As a source of “free lunch” funding, this narrative doesn’t stand up. Suppose the government pays for extra expenditure by issuing currency, obtained from the central bank. The public already has all the currency it wants to hold, so deposits the extra currency with a commercial bank. The bank, too, now has excess currency and so deposits it at the central bank, in the form of banks’ reserves. In most countries, the central bank pays a market interest rate on these reserves.

Thus, the additional budget expenditure is not a “free lunch” but is financed by forced borrowing from the banking system, on which interest has to be paid, just like any other government debt. Rather than force the banks to fund the expenditure (which might be considered a form of “fiscal repression”), it would be more sensible to issue more government debt, to be held by the public.

This knocks out the central plank of MMT: issuing cash is not a limitless source of funding. But one element remains. If there is spare capacity, why not find some way of turning this potential into actual output? The Keynesian answer is to stimulate the economy with pump-priming expenditure. But what if the problem is not a cyclical recession, but rather secular stagnation where the private sector chronically saves more than it wants to invest? Can the government go on running deficits, funded by debt, to fill the demand deficiency on a permanent basis?
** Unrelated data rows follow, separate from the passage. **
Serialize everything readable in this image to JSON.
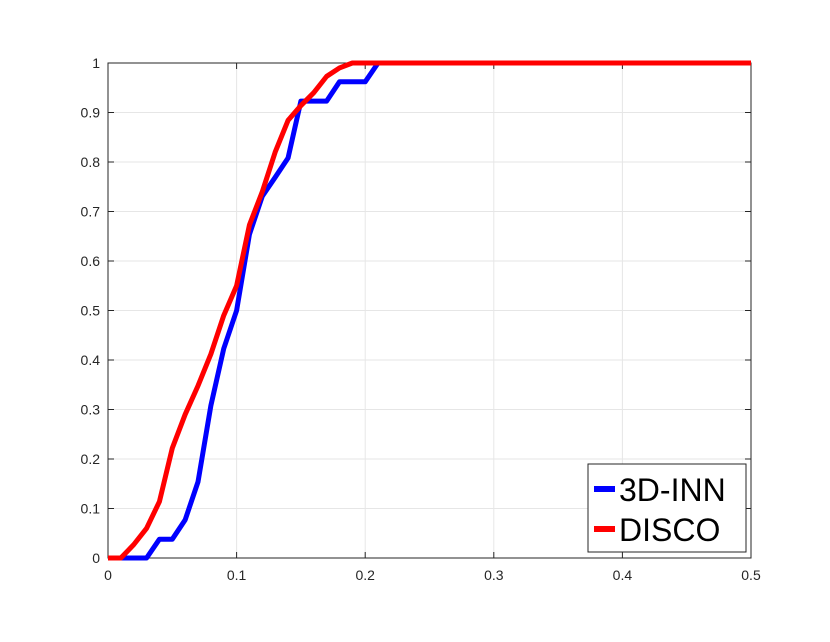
{
  "chart_data": {
    "type": "line",
    "title": "",
    "xlabel": "",
    "ylabel": "",
    "xlim": [
      0,
      0.5
    ],
    "ylim": [
      0,
      1
    ],
    "xticks": [
      0,
      0.1,
      0.2,
      0.3,
      0.4,
      0.5
    ],
    "xtick_labels": [
      "0",
      "0.1",
      "0.2",
      "0.3",
      "0.4",
      "0.5"
    ],
    "yticks": [
      0,
      0.1,
      0.2,
      0.3,
      0.4,
      0.5,
      0.6,
      0.7,
      0.8,
      0.9,
      1
    ],
    "ytick_labels": [
      "0",
      "0.1",
      "0.2",
      "0.3",
      "0.4",
      "0.5",
      "0.6",
      "0.7",
      "0.8",
      "0.9",
      "1"
    ],
    "grid": true,
    "legend_position": "bottom-right",
    "series": [
      {
        "name": "3D-INN",
        "color": "#0000ff",
        "x": [
          0,
          0.01,
          0.02,
          0.03,
          0.04,
          0.05,
          0.06,
          0.07,
          0.08,
          0.09,
          0.1,
          0.11,
          0.12,
          0.13,
          0.14,
          0.15,
          0.16,
          0.17,
          0.18,
          0.19,
          0.2,
          0.21,
          0.22,
          0.5
        ],
        "y": [
          0,
          0,
          0,
          0,
          0.038,
          0.038,
          0.077,
          0.154,
          0.308,
          0.423,
          0.5,
          0.654,
          0.731,
          0.769,
          0.808,
          0.923,
          0.923,
          0.923,
          0.962,
          0.962,
          0.962,
          1,
          1,
          1
        ]
      },
      {
        "name": "DISCO",
        "color": "#ff0000",
        "x": [
          0,
          0.01,
          0.02,
          0.03,
          0.04,
          0.05,
          0.06,
          0.07,
          0.08,
          0.09,
          0.1,
          0.11,
          0.12,
          0.13,
          0.14,
          0.15,
          0.16,
          0.17,
          0.18,
          0.19,
          0.2,
          0.5
        ],
        "y": [
          0,
          0,
          0.027,
          0.06,
          0.114,
          0.222,
          0.29,
          0.348,
          0.412,
          0.49,
          0.55,
          0.673,
          0.74,
          0.82,
          0.884,
          0.914,
          0.94,
          0.973,
          0.99,
          1,
          1,
          1
        ]
      }
    ]
  }
}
Conventional economic wisdom says “no”, although some of the earlier dogmatism has gone. Olivier Blanchard has reminded us that if the bond interest rate is lower than nominal growth rate (which has prevailed for most of the post-war period), a balanced budget implies that debt/GDP will fall over time. The capacity of a growing economy to service debt is rising faster than the servicing cost. This implies that a country starting from zero debt could run a modest deficit continuously without debt/GDP rising or creating a burden for future generation.

Few countries – certainly not America – start with zero or even small debt, so the Blanchard analysis is not an open invitation for expanded deficits. But just how far (and how long) should governments go in issuing new debt, in an environment of low interest rates and an eager appetite among savers to take up extra debt? Could America, with debt less than 100% of GDP, follow the Japanese example, where government debt is around 250% of GDP and bond yields are zero?

A consensus is emerging in America that productivity-enhancing additional expenditure – such as active labour policies and infrastructure – might be undertaken, tentatively exploring the room for deficit expenditures funded by issuing long-term bonds. But Federal Reserve chair Jay Powell sums up the mainstream consensus on MMT : it’s “just wrong”.